Computer Vision, Machine Learning, and AI

Published on by Maiara Araújo

In this article, I will show my first tests with Machine Learning and Computer Vision. Since I started my classes as a special student in the Master's program in Computer Science, I have learned a lot about these topics and I share here my findings.

Article under construction.

Mediapipe and Unity

Under construction.

Computer Vision System for Box Counting with YOLO and Roboflow

I developed a Computer Vision system that uses YOLO (You Only Look Once) to detect and track boxes of different colors from the sample video. To create the dataset, I used Roboflow, a platform I recently discovered that greatly facilitated the object labeling process; before, I used Make sense.

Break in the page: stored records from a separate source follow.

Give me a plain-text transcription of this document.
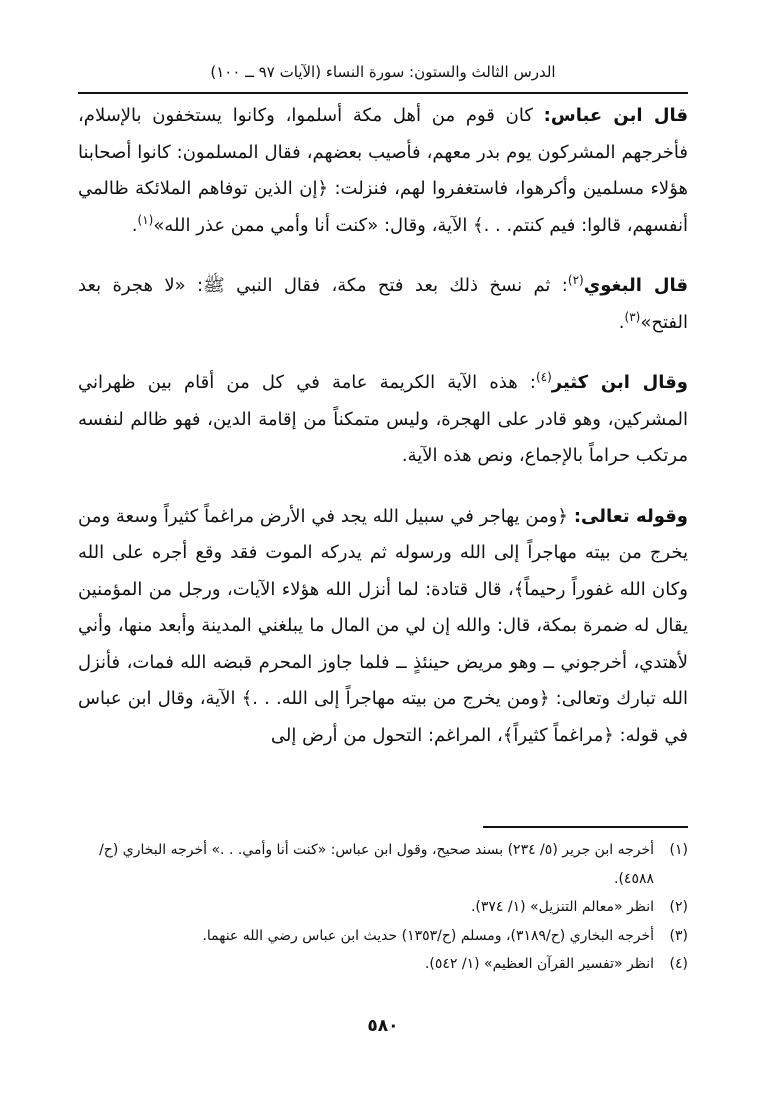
الدرس الثالث والستون: سورة النساء (الآيات ٩٧ ــ ١٠٠)

قال ابن عباس: كان قوم من أهل مكة أسلموا، وكانوا يستخفون بالإسلام، فأخرجهم المشركون يوم بدر معهم، فأصيب بعضهم، فقال المسلمون: كانوا أصحابنا هؤلاء مسلمين وأكرهوا، فاستغفروا لهم، فنزلت: ﴿إن الذين توفاهم الملائكة ظالمي أنفسهم، قالوا: فيم كنتم. . .﴾ الآية، وقال: «كنت أنا وأمي ممن عذر الله»$^{(١)}$.

قال البغوي$^{(٢)}$: ثم نسخ ذلك بعد فتح مكة، فقال النبي ﷺ: «لا هجرة بعد الفتح»$^{(٣)}$.

وقال ابن كثير$^{(٤)}$: هذه الآية الكريمة عامة في كل من أقام بين ظهراني المشركين، وهو قادر على الهجرة، وليس متمكناً من إقامة الدين، فهو ظالم لنفسه مرتكب حراماً بالإجماع، ونص هذه الآية.

وقوله تعالى: ﴿ومن يهاجر في سبيل الله يجد في الأرض مراغماً كثيراً وسعة ومن يخرج من بيته مهاجراً إلى الله ورسوله ثم يدركه الموت فقد وقع أجره على الله وكان الله غفوراً رحيماً﴾، قال قتادة: لما أنزل الله هؤلاء الآيات، ورجل من المؤمنين يقال له ضمرة بمكة، قال: والله إن لي من المال ما يبلغني المدينة وأبعد منها، وأني لأهتدي، أخرجوني ــ وهو مريض حينئذٍ ــ فلما جاوز المحرم قبضه الله فمات، فأنزل الله تبارك وتعالى: ﴿ومن يخرج من بيته مهاجراً إلى الله. . .﴾ الآية، وقال ابن عباس في قوله: ﴿مراغماً كثيراً﴾، المراغم: التحول من أرض إلى

(١)
أخرجه ابن جرير (٥/ ٢٣٤) بسند صحيح، وقول ابن عباس: «كنت أنا وأمي. . .» أخرجه البخاري (ح/٤٥٨٨).
(٢)
انظر «معالم التنزيل» (١/ ٣٧٤).
(٣)
أخرجه البخاري (ح/٣١٨٩)، ومسلم (ح/١٣٥٣) حديث ابن عباس رضي الله عنهما.
(٤)
انظر «تفسير القرآن العظيم» (١/ ٥٤٢).
٥٨٠
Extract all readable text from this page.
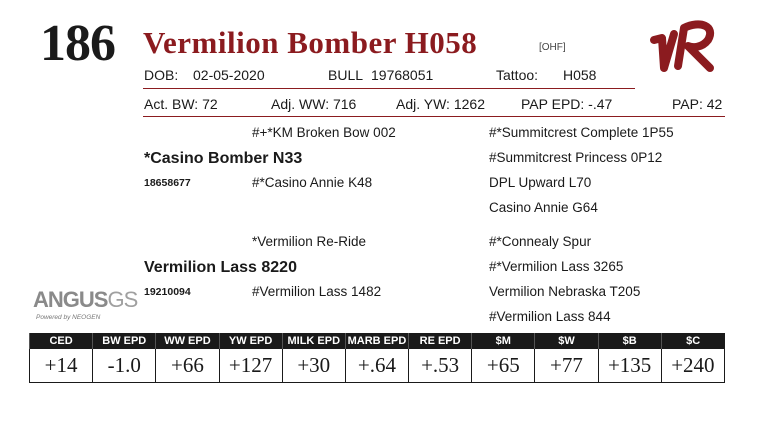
186 Vermilion Bomber H058	[OHF]
DOB: 02-05-2020	BULL 19768051	Tattoo: H058
Act. BW: 72	Adj. WW: 716	Adj. YW: 1262	PAP EPD: -.47	PAP: 42
#+*KM Broken Bow 002
*Casino Bomber N33
18658677	#*Casino Annie K48
#*Summitcrest Complete 1P55
#Summitcrest Princess 0P12
DPL Upward L70
Casino Annie G64
*Vermilion Re-Ride
Vermilion Lass 8220
19210094	#Vermilion Lass 1482
#*Connealy Spur
#*Vermilion Lass 3265
Vermilion Nebraska T205
#Vermilion Lass 844
ANGUSGS
Powered by NEOGEN
CED	BW EPD	WW EPD	YW EPD	MILK EPD	MARB EPD	RE EPD	$M	$W	$B	$C
+14	-1.0	+66	+127	+30	+.64	+.53	+65	+77	+135	+240
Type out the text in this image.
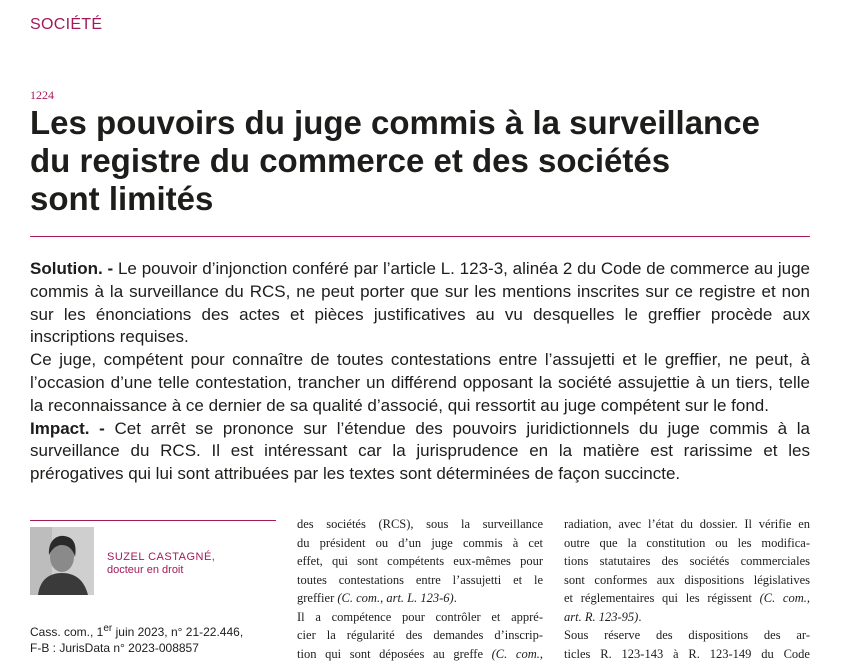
SOCIÉTÉ
1224
Les pouvoirs du juge commis à la surveillance
du registre du commerce et des sociétés
sont limités

Solution. - Le pouvoir d’injonction conféré par l’article L. 123-3, alinéa 2 du Code de commerce au juge commis à la surveillance du RCS, ne peut porter que sur les mentions inscrites sur ce registre et non sur les énonciations des actes et pièces justificatives au vu desquelles le greffier procède aux inscriptions requises.

Ce juge, compétent pour connaître de toutes contestations entre l’assujetti et le greffier, ne peut, à l’occasion d’une telle contestation, trancher un différend opposant la société assujettie à un tiers, telle la reconnaissance à ce dernier de sa qualité d’associé, qui ressortit au juge compétent sur le fond.

Impact. - Cet arrêt se prononce sur l’étendue des pouvoirs juridictionnels du juge commis à la surveillance du RCS. Il est intéressant car la jurisprudence en la matière est rarissime et les prérogatives qui lui sont attribuées par les textes sont déterminées de façon succincte.

SUZEL CASTAGNÉ,
docteur en droit
Cass. com., 1er juin 2023, n° 21-22.446,
F-B : JurisData n° 2023-008857
des sociétés (RCS), sous la surveillance
du président ou d’un juge commis à cet
effet, qui sont compétents eux-mêmes pour
toutes contestations entre l’assujetti et le
greffier (C. com., art. L. 123-6).
Il a compétence pour contrôler et appré-
cier la régularité des demandes d’inscrip-
tion qui sont déposées au greffe (C. com.,
radiation, avec l’état du dossier. Il vérifie en
outre que la constitution ou les modifica-
tions statutaires des sociétés commerciales
sont conformes aux dispositions législatives
et réglementaires qui les régissent (C. com.,
art. R. 123-95).
Sous réserve des dispositions des ar-
ticles R. 123-143 à R. 123-149 du Code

First, I labeled the boxes in the images using Roboflow Annotate, converted the video into a sequence of JPG images, and imported them to the platform. Since it was for educational purposes, out of 300 images, I labeled 87 of them.

I imported them to my machine and trained YOLO locally. In Python, using libraries like OpenCV, I implemented the video and with BotSort, I tracked the objects to ensure continuous detection of the same object and count only 1 box.

The box count is done through a line defined in the video, where each box that crosses it is counted.

And that's it! The result is in the small GIF I made from the output. This is my first EVER test!

Below, without the need for training, as I used the pure COCO Dataset (Common Objects in Context), I used the "cross-line counting" method to solve the occlusion problem when IDs are lost due to movement or object overlap. The algorithm also uses the BotSort tracker model to perform object detection and tracking in the video, focusing mainly on people and means of transportation, such as cars. The system is capable of identifying and counting objects that cross imaginary lines in the frame, being able to count entries and exits in specific regions, such as the vehicle entry and exit line and the crossing line for people.

If an object crosses the line, a counter is incremented, and the detection is marked to avoid repeated counts.

There are still errors, such as the fact that, due to the low resolution of the video, the occlusion of people is constant, mainly because of the umbrellas. Also, I would need more lines to count the people on the sidewalk as well.